Immigrazione fra carta stampata e nuovi blog

Quel che pensiamo dell’immigrazione e degli immigrati va di pari passo con quel che i giornali scrivono di questi argomenti.

Spesso e volentieri questa scrittura si è distinta ( e ancora si contraddistingue) per approssimazioni grossolane e, quando in male fede, faziosità che finiscono per criminalizzare, a seconda dei fatti di cronaca, ciclicamente, questa o tal altra comunità.

Una dieta mediatica di tal sorta, ricca com’è di clichè, stereotipi ed altri luoghi comuni è certamente controindicata per un organismo sociale – volenti o nolenti – sempre più diversificato in quanto a culture ed etnie.

Ci sono però piccole oasi felici, quasi tutte nel terzo settore, che cercano di arginare queste derive linguistiche con iniziative di sensibilizzazione quali “osservatori”, “codici deontologici”, “prototocolli” e quant’altro nel tentativo di stigmatizzare, se non debellare, l’uso di termini offensivi o razzisti. Meritoria in tal senso l’opera del Cospe che sul sito Media&interculturalità registra prontamente tutto ciò che di nuovo avviene in questo ambito.

Ovviamente non tutta la scritura sui migranti è da biasimare. Nel marmasma della rete ad esempio, accanto a siti e blog che fanno della xenofobia la loro la ragione di vita, ci sono anche testate giornalistiche che cominciano ad ospitare, nelle vesti di opinionisti, dei blog tematici. Fra questi alcuni si occupano eslusivamnete di immigrazione. Questi blogger, a differenza di molti colleghi della carta stampata, parlano di immigrazione con cognizione di causa e si distinguono per un approccio all’insegna del politically correct. Com’è il caso di Alessandra Coppola ( Nuovi Italiani) sul corriere.it o di Federico Faloppa su il fattoquotidiano.it. Non mancano nemmeno blogger migranti essi stessi, che si occupano di immigrazione: Igiaba Scego sulle pagine on line de l’Unità, Ali Baba Faye insieme a Shady Hamadi sul sito de Il Fatto quotidiano. Ed è di questi giorni la nascita di un blog collettivo ( LA CITTA’ NUOVA ), sulla versione on line del Corriere della Sera, dove trovano spazio sia italiani che ragazzi stranieri o di origine straniera che, insieme, provano a portare alla luce la “Milano Interculturale”.

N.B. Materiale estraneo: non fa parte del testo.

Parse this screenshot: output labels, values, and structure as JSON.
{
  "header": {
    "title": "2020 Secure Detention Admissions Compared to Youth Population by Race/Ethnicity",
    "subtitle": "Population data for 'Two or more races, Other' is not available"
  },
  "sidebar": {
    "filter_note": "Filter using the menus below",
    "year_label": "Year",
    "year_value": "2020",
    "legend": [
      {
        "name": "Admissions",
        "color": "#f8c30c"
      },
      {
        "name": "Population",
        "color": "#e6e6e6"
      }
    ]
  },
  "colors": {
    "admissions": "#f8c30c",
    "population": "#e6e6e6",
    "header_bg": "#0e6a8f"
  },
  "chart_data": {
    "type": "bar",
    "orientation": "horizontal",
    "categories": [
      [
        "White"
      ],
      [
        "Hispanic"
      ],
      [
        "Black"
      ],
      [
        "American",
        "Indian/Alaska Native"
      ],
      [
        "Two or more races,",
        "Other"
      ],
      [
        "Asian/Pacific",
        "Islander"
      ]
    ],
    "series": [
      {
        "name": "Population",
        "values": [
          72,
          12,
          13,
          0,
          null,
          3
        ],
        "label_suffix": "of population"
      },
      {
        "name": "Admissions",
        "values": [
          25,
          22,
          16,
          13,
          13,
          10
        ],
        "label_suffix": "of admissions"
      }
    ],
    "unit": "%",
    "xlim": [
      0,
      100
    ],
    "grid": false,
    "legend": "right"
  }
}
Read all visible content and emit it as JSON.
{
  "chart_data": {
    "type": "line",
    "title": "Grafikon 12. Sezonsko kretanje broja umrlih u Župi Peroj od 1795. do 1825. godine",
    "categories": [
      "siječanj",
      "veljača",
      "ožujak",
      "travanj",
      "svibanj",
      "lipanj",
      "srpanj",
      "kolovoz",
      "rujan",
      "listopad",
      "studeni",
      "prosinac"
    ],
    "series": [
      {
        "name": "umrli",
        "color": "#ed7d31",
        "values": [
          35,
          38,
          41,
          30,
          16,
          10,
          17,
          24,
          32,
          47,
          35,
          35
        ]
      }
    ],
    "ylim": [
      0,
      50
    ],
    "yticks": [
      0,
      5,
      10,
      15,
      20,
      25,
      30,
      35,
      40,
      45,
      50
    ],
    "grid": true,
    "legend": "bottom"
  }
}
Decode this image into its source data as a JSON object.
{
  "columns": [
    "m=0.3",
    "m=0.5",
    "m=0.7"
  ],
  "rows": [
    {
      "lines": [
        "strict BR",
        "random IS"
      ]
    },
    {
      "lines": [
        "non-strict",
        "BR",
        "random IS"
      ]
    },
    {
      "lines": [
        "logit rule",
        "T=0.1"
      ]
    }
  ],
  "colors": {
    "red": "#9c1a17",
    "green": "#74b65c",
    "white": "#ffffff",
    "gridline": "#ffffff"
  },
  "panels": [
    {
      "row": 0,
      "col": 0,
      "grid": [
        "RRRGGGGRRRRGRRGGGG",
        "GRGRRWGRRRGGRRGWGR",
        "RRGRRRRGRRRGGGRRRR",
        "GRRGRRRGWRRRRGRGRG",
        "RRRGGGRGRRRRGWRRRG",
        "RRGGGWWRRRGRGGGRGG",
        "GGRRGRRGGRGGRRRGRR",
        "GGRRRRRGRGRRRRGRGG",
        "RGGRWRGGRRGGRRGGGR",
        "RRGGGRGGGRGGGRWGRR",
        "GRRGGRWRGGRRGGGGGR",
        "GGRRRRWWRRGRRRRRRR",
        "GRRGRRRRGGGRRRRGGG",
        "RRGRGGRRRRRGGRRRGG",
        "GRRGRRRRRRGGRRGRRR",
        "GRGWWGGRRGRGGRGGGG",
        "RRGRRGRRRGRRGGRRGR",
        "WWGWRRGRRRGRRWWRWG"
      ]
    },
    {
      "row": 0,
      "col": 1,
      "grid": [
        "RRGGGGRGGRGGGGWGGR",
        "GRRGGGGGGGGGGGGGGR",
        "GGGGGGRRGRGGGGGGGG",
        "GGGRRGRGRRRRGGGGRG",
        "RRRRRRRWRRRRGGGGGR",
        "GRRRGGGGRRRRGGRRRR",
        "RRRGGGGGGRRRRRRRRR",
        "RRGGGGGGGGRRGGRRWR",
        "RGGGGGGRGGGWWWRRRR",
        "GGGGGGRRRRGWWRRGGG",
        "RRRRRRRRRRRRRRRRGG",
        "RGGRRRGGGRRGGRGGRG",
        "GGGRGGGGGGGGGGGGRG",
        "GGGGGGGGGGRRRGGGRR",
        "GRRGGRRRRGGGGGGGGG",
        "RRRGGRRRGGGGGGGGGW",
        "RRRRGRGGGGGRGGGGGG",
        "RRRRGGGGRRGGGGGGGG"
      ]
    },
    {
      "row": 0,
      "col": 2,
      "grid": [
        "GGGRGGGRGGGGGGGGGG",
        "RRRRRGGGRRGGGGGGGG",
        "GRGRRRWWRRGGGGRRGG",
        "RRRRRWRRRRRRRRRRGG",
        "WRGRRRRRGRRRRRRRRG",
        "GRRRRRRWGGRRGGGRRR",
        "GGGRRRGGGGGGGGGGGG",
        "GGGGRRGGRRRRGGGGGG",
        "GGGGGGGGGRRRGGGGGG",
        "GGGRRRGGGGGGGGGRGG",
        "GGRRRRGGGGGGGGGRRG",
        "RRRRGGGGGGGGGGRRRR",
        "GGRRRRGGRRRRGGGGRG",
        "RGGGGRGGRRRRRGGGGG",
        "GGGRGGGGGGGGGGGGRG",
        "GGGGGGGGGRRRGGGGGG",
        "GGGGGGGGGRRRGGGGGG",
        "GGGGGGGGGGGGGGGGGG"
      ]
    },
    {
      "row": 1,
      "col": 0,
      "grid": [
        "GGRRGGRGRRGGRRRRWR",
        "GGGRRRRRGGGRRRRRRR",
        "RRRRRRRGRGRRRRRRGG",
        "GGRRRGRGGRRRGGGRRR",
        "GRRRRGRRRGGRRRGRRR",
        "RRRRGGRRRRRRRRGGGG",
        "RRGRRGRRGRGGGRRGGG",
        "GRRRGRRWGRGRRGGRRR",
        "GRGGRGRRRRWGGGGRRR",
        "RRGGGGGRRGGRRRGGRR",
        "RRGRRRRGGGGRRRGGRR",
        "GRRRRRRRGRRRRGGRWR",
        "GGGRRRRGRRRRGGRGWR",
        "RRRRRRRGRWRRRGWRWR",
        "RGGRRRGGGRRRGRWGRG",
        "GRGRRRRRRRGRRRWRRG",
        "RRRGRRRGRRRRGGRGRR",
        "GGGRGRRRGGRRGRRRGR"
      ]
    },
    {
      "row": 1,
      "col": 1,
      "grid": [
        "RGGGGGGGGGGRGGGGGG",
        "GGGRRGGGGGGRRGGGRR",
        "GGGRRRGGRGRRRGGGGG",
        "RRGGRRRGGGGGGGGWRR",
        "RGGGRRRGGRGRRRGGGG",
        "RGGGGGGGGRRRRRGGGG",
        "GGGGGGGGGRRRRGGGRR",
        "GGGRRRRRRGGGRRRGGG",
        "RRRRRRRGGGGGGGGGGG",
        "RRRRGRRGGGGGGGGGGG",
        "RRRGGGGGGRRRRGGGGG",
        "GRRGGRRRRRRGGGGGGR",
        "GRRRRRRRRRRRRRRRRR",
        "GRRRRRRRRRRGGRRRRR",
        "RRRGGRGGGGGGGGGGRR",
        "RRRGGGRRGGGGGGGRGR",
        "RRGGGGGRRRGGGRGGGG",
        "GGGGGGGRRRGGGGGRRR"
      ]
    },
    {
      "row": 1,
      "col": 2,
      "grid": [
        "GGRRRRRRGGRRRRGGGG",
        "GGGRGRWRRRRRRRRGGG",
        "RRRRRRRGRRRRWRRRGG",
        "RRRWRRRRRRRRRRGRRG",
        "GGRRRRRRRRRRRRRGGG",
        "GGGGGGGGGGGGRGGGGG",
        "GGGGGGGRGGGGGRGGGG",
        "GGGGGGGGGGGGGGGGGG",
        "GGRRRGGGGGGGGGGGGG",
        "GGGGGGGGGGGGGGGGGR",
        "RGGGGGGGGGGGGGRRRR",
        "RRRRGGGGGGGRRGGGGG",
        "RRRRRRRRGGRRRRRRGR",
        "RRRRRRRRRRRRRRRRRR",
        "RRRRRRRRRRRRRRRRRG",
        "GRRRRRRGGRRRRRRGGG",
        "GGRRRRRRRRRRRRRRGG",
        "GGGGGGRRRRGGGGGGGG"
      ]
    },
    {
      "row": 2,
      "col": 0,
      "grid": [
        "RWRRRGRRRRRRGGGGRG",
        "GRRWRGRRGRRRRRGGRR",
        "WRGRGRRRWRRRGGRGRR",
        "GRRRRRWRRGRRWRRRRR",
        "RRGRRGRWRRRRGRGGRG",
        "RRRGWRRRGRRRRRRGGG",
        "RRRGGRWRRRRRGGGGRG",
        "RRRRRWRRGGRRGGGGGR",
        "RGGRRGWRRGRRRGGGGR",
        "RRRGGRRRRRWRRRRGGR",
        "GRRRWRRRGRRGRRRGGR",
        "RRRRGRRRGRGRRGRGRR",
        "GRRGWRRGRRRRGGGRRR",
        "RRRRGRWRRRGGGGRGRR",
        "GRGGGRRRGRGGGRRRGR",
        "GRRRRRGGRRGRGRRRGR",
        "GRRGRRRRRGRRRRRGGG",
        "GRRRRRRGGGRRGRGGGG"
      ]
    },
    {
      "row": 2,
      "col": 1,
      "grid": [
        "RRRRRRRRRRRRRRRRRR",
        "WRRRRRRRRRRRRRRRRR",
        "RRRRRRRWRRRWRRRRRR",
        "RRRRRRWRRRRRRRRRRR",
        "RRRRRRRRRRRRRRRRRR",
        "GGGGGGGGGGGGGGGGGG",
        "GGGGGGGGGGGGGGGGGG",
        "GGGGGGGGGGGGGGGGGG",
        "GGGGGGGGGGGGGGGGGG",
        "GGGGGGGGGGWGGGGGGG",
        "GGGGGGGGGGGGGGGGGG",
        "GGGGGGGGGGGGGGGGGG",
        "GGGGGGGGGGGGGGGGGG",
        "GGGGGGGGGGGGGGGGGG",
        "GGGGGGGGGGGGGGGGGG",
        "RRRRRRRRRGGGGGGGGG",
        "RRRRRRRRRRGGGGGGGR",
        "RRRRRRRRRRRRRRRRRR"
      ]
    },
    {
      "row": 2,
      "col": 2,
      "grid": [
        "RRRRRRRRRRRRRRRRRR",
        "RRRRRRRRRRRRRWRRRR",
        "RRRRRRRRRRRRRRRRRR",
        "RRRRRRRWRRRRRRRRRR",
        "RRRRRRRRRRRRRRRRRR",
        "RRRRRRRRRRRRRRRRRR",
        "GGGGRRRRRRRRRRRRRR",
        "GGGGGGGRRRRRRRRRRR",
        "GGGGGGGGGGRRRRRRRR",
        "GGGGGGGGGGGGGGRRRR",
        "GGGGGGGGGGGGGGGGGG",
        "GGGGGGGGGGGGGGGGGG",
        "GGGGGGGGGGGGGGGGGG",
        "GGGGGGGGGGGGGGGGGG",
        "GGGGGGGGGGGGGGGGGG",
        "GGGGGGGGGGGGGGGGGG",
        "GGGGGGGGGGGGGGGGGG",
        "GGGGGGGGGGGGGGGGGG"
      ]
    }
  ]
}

Certamente è cosa buona e giusta che ci siano dei migranti che scrivano di migranti, tuttavia, trovo un che di claustrofobico nel fatto che ogni volta che si da la possibiltà ai migranti di scrivere, questo succede solo a condizione che essi parlino esclusivamente di sè e del loro mondo, cioè esclusivamente di immigrazione. Credo infatti che la libertà d’espressione sia qualcosa di meno monotono di tutte le variazioni sul tema che si possono fare raccontandosi. Ogni tanto uno può anche sentire la necessità di alzare lo sguardo dal proprio ombelico.